The role Douglas A. Fraser plays in the Chrysler Corporation's fight to survive will determine whether the election of the United Autoworkers president to Chrysler's corporate board will set a pattern other union executives will try to follow.
Mr. Fraser became the first union official to be elected to the board of an American corporation on May 13, when more than 98 percent of 44,383,505 shareholder votes supported a recommendation by Lee A. Iacocca, Chrysler's chairman, that UAW's top executive be named one of 20 directors.
The UAW made a seat on the board a prerequisite for financial consessions to Chrysler when it settled with the company for $403 million less than it had won in contract bargaining with General Motors and Ford.
At that time, the union said that the board seat was needed to protect the interests of workers during Chrysler's efforts to stave off bankruptcy. In taking his seat, Mr. Fraser said that while that was true, "basically, when you represent the interests of the workers, you also represent the interests of shareholders."
Unions have strongly opposed participation in corporate management. But this attitude may be fading.
Lane Kirkland, president of the AFL-CIO, is lukewarm at best on the subject of corporate directors from labor's ranks. He says, "I consider it fundamentally wrong to think of board membership as a substitute for collective bargaining. . . ."

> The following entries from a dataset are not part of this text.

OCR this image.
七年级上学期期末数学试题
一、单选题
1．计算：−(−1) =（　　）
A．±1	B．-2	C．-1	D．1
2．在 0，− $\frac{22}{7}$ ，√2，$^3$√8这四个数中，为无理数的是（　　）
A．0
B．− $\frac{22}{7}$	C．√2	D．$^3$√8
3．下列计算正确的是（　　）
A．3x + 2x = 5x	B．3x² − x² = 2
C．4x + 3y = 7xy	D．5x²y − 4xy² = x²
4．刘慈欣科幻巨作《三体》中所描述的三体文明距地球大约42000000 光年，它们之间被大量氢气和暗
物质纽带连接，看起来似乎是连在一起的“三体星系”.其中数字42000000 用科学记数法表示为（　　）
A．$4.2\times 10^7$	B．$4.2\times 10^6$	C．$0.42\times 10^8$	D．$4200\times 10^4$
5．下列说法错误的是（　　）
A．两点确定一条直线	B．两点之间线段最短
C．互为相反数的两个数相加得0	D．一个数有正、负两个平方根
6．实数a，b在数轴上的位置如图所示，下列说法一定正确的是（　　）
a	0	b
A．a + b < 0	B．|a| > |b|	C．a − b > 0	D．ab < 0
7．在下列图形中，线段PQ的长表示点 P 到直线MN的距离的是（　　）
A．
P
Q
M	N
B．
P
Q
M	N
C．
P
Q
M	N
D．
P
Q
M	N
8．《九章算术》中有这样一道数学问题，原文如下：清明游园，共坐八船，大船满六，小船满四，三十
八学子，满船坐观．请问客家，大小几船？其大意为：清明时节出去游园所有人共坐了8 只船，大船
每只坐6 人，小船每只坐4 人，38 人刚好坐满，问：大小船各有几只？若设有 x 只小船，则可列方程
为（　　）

Co-determination, fairly common abroad, has never taken hold in the United States. Labor officials believe that being part of a company's decisionmaking process could weaken their adversary role at bargaining time or in processing worker grievances.
Unlike Chrysler president Iacocca, GM chairman Thomas A. Murphy appears opposed to having a director from UAW.
Unions and corporations that face financial problems could follow Chrysler's lead. Whether they do is likely to depend on how successful Mr. Fraser is in representing the company's workers.